Fortunately for Rudy, the marathon’s path cuts right through the cluttered woods in which he trained each morning without knowing he was — a daily regimen that was, no doubt, all part of Tripper’s master plan to show the young Rudy that he was more than a kid no one wanted to spend time with. (Not even Gerner‘s own workaholic father sees value in him, apparently, as the elder Gerner doesn’t so much as come to Camp North Star for Parents Day.)

What must it be like to be a kid who hasn’t before played soccer? Who can’t catch a football? How would it feel to have no friends? When all you got in the world is a sensitive nature and bus fare home, what do you do? You pack your cardboard suitcase, that’s what you do.

Enter Tripper, who buys Rudy some fries and takes him under his wing (never mind that that wing reeks of cheap alcohol and under-laundered T-shirts). Tripper puts Rudy’s development ahead of his own self-interest, getting up each morning of the summer, before the camp’s usual rounds, using energy he’d no doubt rather expend chasing co-eds (especially one in particular), to run with Rudy, pushing him to go beyond his limits — first two miles, later (the next day) a staggering two and a half.

Yet Rudy has not run four before.

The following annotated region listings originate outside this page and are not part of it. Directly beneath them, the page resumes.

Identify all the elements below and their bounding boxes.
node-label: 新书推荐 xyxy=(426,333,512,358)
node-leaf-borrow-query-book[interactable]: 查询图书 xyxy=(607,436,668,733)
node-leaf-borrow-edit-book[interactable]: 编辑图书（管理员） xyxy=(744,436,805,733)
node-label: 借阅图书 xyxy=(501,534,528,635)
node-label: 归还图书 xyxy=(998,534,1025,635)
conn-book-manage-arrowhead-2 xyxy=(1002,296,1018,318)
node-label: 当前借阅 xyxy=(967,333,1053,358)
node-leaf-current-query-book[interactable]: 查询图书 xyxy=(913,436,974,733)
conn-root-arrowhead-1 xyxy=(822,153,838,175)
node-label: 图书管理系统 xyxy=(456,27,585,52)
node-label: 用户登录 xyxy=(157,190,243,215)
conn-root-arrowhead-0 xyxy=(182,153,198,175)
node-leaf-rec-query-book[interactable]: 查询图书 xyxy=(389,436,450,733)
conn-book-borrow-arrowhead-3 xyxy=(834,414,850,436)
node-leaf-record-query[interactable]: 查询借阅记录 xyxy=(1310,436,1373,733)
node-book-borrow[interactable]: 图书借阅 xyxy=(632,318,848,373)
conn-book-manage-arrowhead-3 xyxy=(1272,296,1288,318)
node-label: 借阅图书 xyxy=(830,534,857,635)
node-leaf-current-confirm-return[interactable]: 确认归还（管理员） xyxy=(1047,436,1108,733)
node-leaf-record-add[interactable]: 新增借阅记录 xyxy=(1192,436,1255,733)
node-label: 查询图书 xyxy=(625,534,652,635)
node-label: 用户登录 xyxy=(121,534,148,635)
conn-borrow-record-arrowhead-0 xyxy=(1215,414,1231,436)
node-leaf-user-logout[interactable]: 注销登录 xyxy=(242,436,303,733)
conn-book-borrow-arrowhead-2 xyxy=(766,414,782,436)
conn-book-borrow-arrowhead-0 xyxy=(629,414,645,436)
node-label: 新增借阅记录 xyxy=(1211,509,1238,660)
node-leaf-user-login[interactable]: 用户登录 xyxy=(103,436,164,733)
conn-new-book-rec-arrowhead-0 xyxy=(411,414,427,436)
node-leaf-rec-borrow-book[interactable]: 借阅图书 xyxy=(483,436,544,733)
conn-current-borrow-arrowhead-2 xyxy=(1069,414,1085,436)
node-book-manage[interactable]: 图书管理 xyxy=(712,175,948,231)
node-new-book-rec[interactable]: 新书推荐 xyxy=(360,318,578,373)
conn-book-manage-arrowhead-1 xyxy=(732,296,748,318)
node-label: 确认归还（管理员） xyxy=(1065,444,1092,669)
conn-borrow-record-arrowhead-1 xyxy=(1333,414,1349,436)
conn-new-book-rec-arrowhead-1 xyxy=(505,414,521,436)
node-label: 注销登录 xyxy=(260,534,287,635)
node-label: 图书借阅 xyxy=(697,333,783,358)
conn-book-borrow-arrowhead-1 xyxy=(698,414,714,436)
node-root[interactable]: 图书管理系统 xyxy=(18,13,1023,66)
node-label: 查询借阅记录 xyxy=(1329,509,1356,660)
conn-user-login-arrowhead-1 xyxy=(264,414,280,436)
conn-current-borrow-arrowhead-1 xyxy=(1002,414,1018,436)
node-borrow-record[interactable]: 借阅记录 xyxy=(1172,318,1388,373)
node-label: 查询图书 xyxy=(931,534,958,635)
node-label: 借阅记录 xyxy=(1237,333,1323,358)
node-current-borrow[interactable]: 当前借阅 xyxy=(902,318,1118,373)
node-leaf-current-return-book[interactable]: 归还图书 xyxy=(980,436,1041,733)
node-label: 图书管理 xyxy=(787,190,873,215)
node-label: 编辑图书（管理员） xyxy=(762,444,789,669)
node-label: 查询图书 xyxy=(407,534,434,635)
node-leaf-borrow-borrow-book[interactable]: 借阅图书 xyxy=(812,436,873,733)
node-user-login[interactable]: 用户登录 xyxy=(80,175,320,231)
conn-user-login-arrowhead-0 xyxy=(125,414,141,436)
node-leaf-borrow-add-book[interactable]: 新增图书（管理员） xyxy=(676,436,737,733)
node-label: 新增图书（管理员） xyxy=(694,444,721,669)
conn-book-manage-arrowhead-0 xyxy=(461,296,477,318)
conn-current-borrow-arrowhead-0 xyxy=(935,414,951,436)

And the marathon is about to begin. How will he make it? How can he, with his pencil-thin legs, stay with the older, more experienced punk from Mohawk? Svengali Tripper has the answer. Of course. He channels an inner (albeit animated) totem animal inside Rudy in a last-minute skull session that gives Gerner the confidence he needs to toe the starting line.

After the gun goes off, Rudy Gerner shows himself, and all of us, that deep down in places inside we may not yet know, there is something no one can take away: the heart of a winner.